Abstract: In order to explore the application potential of aspartic protease (Asp) of Trichoderma sp., the protease gene (asp) was cloned from Trichoderma asperellum by real-time polymerase chain reaction, and was successfully expressed in Pichia Pastoris GS115. The recombinant protease (rAsp) was isolated and purified, and its biochemical properties and its effectiveness in hydrolyzing soy protein isolate (SPI) were studied.

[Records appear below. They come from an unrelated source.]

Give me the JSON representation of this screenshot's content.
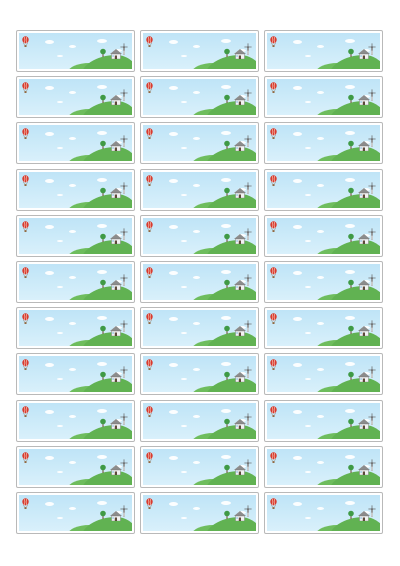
{
  "sheet": {
    "label_count": 33,
    "columns": 3,
    "rows": 11
  },
  "colors": {
    "sky": "#bfe4f7",
    "hill": "#61b252",
    "border": "#b9b9b9",
    "balloon": "#d83a2e"
  },
  "icons": [
    "hot-air-balloon-icon",
    "cloud-icon",
    "house-icon",
    "tree-icon",
    "windmill-icon"
  ]
}
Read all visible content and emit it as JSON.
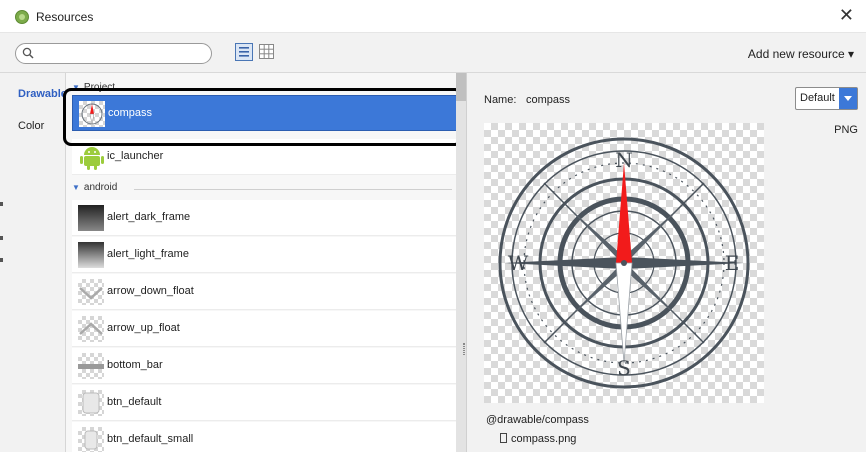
{
  "window": {
    "title": "Resources",
    "close_label": "✕"
  },
  "toolbar": {
    "search": {
      "value": "",
      "placeholder": ""
    },
    "add_resource_label": "Add new resource ▾"
  },
  "nav": [
    {
      "label": "Drawable"
    },
    {
      "label": "Color"
    }
  ],
  "groups": [
    {
      "label": "Project"
    },
    {
      "label": "android"
    }
  ],
  "resources": [
    {
      "name": "compass"
    },
    {
      "name": "ic_launcher"
    },
    {
      "name": "alert_dark_frame"
    },
    {
      "name": "alert_light_frame"
    },
    {
      "name": "arrow_down_float"
    },
    {
      "name": "arrow_up_float"
    },
    {
      "name": "bottom_bar"
    },
    {
      "name": "btn_default"
    },
    {
      "name": "btn_default_small"
    }
  ],
  "preview": {
    "name_label": "Name:",
    "name_value": "compass",
    "density": "Default",
    "format": "PNG",
    "compass_letters": {
      "n": "N",
      "s": "S",
      "e": "E",
      "w": "W"
    },
    "resource_ref": "@drawable/compass",
    "file_name": "compass.png"
  },
  "colors": {
    "selection": "#3c78d8",
    "nav_active": "#2f5fc2",
    "needle_red": "#f21b1b",
    "compass_stroke": "#4a535c"
  },
  "icons": [
    "search-icon",
    "list-view-icon",
    "grid-view-icon",
    "close-icon",
    "android-icon",
    "file-icon"
  ]
}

The results showed that the protease encoded by the asp gene belonged to the aspartic protease family, and its sequence identity with other members of this family was up to 47.74%. The protease activity of rAsp in the fermentation broth obtained by induced expression in a conical flask was 25.8 U/mL. The optimal reaction pH and temperature of rAsp were 2.5 and 45 ℃, respectively, and rAsp had strong stability in the pH range of 2.0–6.0 and below 45 ℃. The activity of rAsp was promoted by Cu2+ and Mn2+ but inhibited by Fe3+, sodium dodecylsulfate (SDS) and pepstantin. The hydrolysis efficiency of SPI with rAsp was 7.7% higher than that with commercial pepsin. Moreover, the ability of rAsp to reduce the allergenicity of β-conglycinin and glycinin was 1.4 and 1.8 times greater than that of the pepsin, respectively. Therefore, rAsp has potential application in soy protein processing.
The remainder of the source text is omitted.